According to this https://www.youtube.com/watch?v=4SXtGIx0x5w, a single-phase motor can draw up to 6x its rated power to start up. There is no load on these machines when they start up, so 6x the rated power seems like a lot to me. I have no idea how much current they actually draw obviously.
Is it safe to try once, to see what the inverter does? I assume it’ll shut off if it goes over its threshold?
I know the obvious solution is not to feed them through the inverter, but I am trying to figure out if it is worth doing the essential/non-essential load split thing.
It’d be nice to be able to carry on working in the workshop during load-shedding or from solar.
I had 150l Compressor with 1.5kW motor…inrush was 38A
Sold and got a high flow 100l with three motors(750W each) which was rewired to start sequentially a second apart.
My radial arm is 1.5kW and starts quite happily on my 3kVA Victron.
3HP is 2.2kW and should be fine on the Quattro
The Victron inverters (except for the new Multi-RS, which is an HF design) can do 200% of the rated power for a second, which is enough to start an induction motor, if 5 times the nominal rating of the motor does not exceed 200% of the inverter rating. Depends, is the motor loaded at startup, or free running (like a table saw).

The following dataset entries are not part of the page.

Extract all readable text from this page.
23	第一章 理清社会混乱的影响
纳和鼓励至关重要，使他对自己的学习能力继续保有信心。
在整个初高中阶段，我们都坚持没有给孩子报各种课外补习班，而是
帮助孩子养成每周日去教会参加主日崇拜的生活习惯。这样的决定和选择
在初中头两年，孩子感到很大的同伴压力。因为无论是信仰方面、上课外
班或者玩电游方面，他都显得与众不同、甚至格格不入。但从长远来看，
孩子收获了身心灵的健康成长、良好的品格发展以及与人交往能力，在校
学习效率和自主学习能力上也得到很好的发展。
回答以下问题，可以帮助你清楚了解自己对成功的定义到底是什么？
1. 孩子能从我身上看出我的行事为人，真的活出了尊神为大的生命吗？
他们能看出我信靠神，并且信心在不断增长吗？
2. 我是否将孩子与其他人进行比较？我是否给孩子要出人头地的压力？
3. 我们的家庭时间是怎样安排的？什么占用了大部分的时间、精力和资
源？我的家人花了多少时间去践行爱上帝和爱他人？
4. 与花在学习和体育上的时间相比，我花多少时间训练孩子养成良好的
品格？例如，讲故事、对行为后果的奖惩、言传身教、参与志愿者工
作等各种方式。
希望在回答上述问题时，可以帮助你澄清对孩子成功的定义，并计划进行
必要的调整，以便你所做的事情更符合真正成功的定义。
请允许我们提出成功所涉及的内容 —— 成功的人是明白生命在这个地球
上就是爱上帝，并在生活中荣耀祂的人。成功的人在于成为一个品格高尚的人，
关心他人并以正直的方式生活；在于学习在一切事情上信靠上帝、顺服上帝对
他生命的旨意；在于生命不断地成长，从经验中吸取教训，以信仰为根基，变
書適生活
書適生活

I think the 5kVA (peak 10kW for one second) will struggle to start a 3kW motor, but you may have a chance with the 3HP (2.2kW) motor.
Also remember, the battery needs to be able to handle the surge without the voltage dropping out completely.
Edit: For completeness sake, the Multi RS can do 150% for three seconds. Which is also nice.
The issue is in the “up to 6 times” estimate people make for an induction motor. That is a worst case scenario. For my pool pump, it certainly is up there (around 4-5 times), because the pump starts under load (it is already filled with water), but for something like a table saw or a planer, where the motor is essentially spinning freely and the load only comes when you start pushing material through the machine, that estimate is going to be way over.
So I am not too surprised, and very happy that it worked out for you.
It’s more dependent on the motor design, and not necessarily intuitive like you describe… Like with your pool pump, it does not really start under load, the load is proportional to the square of the rpm, so it should be very comparable to an unloaded motor for most of the start-up time.
Of course. Also to the pressure. Also, I have a small air leak in one of the heating mats on the roof, so the pipes always drain over the course of 24 hours, and the air has to be ejected from the system when it starts up, which means it isn’t even immediately under full pressure either.
But certainly I expect a pool pump to have a higher consumption in the first second because it does pick up pressure and start doing work almost immediately, even if there is still a ramp involved.
What I absolutely agree with, is that the rule of thumb is just that… and not necessarily intuitive.
I assume you measured your pump with a scope? Then you will have seen that the current is pretty much constant for the startup cycles, it does not change as the speed changes (for >90% of the sequence). The rotor is essentially a shorted secondary of a transformer before it reaches it’s synchronous speed (with slip).
Here is an example of an 1800W lawnmower, the startup current is 42A RMS.
So you’re telling me the peak current isn’t worse if the motor starts up under load? I sort of knew that, I probably just expressed it poorly.
Yeah… I kinda did say it.
What I mean is that a motor that isn’t driving anything gets up to speed a lot faster, so this part is narrower.
Since the energy (well, the charge in this case, amps on the vertical scale) is the area covered, and this is the bit that eventually overloads the inverter (200% for 1 second), I expect an unloaded motor to be started easier than a loaded one.
On an electric lawnmower running during LS, using a non-scientific analysis without a scope, I can atest under oath that if you lift the front wheels up by pressing down on the handles when you start it, that said lawnmower starts up much easier and faster than if you were to have left it standing flat on the grass i.e. the motor starting under “load”.
I just could not resist when I saw the word “expect”.